S’il lui est réclamé une facture impayée de plus de 4 milliards de francs CFA à l’endroit des pharmacies agréées, la Caisse nationale d’assurance maladie et de sécurité sociale (CNAMGS) assure que ce paiement était prêt mais n’a pu être effectué, en raison d’«un dysfonctionnement technique survenu sur la chaîne de la dépense».

Les pharmacies agréées CNAMGS peuvent désormais toucher leur dû. © omegabf.net

 

Tout devrait bientôt rentrer dans l’ordre, et les tensions nées récemment entre la CNAMGS et les pharmacies agréées ne devraient être qu’une histoire ancienne.
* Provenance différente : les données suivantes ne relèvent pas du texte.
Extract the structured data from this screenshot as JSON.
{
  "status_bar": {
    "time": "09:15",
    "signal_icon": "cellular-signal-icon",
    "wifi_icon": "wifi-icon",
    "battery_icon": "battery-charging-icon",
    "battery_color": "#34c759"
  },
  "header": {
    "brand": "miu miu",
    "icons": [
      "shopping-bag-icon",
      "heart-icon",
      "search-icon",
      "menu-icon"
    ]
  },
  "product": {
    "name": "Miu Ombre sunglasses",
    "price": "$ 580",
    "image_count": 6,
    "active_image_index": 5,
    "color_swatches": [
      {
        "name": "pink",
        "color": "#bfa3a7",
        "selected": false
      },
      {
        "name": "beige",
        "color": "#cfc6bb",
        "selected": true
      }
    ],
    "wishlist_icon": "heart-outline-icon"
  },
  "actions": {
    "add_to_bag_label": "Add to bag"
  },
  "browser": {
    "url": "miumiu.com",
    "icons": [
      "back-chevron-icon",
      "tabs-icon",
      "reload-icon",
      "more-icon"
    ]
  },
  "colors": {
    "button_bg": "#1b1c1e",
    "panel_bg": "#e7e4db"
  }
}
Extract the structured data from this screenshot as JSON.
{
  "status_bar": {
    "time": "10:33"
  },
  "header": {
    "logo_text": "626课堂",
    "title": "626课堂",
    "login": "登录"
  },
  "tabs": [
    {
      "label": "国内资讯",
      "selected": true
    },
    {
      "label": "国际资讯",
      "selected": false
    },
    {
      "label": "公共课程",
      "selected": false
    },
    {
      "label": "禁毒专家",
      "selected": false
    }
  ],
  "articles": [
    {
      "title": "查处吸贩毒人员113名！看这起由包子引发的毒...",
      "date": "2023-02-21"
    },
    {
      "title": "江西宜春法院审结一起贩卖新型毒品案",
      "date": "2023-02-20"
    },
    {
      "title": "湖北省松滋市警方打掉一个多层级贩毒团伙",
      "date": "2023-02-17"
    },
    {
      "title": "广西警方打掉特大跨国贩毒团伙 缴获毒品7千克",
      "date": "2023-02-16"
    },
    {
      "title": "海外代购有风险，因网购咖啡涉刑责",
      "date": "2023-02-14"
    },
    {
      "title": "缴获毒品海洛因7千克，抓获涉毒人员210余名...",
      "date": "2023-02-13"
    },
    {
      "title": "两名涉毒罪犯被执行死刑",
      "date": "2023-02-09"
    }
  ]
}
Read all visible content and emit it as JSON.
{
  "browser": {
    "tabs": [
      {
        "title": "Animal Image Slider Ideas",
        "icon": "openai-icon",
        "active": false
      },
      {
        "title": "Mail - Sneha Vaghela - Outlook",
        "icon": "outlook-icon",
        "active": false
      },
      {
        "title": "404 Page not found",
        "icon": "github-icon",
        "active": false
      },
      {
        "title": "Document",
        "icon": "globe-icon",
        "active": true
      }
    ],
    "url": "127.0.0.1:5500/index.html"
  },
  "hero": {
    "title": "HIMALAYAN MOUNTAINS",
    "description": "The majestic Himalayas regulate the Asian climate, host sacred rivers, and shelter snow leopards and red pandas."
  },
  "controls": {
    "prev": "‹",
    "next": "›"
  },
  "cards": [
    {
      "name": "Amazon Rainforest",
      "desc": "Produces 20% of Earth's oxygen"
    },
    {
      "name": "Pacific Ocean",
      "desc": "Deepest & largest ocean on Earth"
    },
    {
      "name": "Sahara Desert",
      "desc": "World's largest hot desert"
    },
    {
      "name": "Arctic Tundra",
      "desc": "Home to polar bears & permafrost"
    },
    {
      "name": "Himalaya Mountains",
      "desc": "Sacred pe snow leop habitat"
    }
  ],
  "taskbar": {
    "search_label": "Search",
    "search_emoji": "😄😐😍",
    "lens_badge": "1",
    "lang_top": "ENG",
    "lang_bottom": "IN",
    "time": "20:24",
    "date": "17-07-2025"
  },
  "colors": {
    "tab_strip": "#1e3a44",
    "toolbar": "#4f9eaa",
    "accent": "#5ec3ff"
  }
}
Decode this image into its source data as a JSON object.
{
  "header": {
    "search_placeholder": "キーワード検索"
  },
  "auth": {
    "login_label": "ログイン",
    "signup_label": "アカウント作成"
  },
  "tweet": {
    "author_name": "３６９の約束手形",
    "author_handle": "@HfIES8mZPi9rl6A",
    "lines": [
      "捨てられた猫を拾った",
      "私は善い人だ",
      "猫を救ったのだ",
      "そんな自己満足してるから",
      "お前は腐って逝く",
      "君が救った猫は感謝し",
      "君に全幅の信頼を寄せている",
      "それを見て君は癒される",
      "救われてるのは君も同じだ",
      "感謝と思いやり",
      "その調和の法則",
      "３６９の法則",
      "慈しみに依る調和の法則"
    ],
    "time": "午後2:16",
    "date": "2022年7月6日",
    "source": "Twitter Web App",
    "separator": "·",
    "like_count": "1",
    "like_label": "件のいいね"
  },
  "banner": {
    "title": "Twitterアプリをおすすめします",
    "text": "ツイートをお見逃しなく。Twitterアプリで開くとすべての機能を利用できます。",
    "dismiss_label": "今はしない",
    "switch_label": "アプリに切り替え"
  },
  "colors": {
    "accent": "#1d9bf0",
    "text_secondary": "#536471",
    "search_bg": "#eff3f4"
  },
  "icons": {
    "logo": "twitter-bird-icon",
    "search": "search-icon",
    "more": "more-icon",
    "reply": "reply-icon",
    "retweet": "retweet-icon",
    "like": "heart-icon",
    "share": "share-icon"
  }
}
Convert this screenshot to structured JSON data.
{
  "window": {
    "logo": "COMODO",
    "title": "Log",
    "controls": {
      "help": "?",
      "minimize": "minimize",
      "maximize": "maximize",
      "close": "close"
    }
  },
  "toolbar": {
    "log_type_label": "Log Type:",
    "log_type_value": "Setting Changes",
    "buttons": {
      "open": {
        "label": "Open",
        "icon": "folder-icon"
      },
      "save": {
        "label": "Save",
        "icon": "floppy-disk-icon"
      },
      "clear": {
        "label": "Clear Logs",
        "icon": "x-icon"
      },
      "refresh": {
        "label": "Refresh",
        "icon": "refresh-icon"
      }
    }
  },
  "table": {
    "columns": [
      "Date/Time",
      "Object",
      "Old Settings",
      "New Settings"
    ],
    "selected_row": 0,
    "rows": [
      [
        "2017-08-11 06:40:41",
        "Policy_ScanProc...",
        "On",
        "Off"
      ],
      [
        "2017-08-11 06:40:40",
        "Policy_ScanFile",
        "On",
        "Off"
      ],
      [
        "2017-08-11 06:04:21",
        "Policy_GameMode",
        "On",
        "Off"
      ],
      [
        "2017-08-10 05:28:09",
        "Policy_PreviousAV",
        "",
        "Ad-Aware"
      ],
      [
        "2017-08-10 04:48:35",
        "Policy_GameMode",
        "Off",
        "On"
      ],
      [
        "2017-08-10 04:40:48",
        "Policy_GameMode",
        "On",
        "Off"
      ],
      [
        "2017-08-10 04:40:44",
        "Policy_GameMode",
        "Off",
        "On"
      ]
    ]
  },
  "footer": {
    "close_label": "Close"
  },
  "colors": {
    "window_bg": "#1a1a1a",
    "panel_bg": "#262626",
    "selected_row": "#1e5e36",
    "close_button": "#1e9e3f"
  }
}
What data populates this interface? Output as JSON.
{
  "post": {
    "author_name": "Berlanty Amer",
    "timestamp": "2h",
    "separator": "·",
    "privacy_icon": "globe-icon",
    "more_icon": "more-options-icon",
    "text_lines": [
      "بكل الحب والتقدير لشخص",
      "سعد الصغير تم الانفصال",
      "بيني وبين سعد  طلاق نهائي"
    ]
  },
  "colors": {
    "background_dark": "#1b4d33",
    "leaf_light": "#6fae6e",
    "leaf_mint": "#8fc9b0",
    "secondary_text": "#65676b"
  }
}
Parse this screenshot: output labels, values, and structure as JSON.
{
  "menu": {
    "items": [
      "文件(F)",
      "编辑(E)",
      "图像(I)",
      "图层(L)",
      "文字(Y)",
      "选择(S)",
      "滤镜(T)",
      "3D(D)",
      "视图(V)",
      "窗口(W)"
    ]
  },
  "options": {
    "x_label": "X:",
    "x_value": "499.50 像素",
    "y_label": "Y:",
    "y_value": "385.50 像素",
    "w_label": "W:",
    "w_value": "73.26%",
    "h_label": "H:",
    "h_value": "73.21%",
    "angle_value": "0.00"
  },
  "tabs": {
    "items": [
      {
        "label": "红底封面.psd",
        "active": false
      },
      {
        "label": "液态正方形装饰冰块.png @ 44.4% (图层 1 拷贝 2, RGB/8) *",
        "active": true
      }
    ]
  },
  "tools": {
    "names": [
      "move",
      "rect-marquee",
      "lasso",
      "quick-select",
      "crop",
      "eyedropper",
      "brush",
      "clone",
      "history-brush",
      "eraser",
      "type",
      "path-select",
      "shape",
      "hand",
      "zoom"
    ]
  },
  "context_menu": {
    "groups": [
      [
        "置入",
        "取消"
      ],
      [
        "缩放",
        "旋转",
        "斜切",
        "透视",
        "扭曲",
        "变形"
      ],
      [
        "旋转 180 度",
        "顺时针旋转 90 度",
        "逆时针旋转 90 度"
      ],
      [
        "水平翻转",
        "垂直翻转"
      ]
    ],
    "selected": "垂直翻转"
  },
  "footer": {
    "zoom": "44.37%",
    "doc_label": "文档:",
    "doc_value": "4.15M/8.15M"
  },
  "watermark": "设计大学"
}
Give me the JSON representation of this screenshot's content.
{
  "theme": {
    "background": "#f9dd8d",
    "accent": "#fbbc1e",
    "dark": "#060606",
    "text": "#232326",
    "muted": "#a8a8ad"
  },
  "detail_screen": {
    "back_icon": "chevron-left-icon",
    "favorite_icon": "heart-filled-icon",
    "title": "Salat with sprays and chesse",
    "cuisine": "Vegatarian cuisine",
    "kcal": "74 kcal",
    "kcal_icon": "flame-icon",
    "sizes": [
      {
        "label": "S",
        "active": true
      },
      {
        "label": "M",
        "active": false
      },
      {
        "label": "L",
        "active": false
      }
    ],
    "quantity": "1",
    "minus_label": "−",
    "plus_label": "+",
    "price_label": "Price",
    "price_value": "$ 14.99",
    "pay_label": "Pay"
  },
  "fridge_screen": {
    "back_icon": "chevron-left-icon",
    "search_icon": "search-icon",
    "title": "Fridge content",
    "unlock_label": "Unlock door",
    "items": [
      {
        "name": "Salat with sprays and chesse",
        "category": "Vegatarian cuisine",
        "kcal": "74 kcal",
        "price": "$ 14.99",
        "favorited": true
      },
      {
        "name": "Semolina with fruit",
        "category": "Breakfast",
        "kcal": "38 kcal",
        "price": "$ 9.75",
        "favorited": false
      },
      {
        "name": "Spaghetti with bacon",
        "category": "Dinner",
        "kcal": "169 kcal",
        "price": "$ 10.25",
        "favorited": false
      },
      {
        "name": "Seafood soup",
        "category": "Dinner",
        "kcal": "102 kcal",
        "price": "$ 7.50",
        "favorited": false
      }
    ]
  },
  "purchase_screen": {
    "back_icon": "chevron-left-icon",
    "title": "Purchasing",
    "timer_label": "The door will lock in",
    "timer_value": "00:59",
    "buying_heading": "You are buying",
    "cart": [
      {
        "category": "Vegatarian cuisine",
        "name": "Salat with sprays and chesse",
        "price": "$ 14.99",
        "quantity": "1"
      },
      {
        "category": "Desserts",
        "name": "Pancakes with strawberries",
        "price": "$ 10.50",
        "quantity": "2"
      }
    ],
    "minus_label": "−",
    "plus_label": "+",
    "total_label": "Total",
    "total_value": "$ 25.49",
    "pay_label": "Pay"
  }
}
C’est en tout cas ce qu’a semblé garantir le Pr Michel Mboussou dans un communiqué daté du 27 juillet 2017, soit trois jours avant l’échéance du préavis du Syndicat des pharmaciens du Gabon (Sypharga), qui réclame à sa structure le règlement d’une ardoise de «plus de 4 milliards de francs CFA».

Craignant que les officines suspendent leurs prestations aux assurés (agents publics et Gabonais économiquement faibles), le directeur général de la CNAMGS a mis le retard du paiement de cette dette sur le compte d’«un dysfonctionnement technique survenu sur la chaîne de la dépense». Aussi, a-t-il informé les responsables des officines de ce que «les règlements sont déjà disponibles» à l’agence comptable de la structure dont il a la charge.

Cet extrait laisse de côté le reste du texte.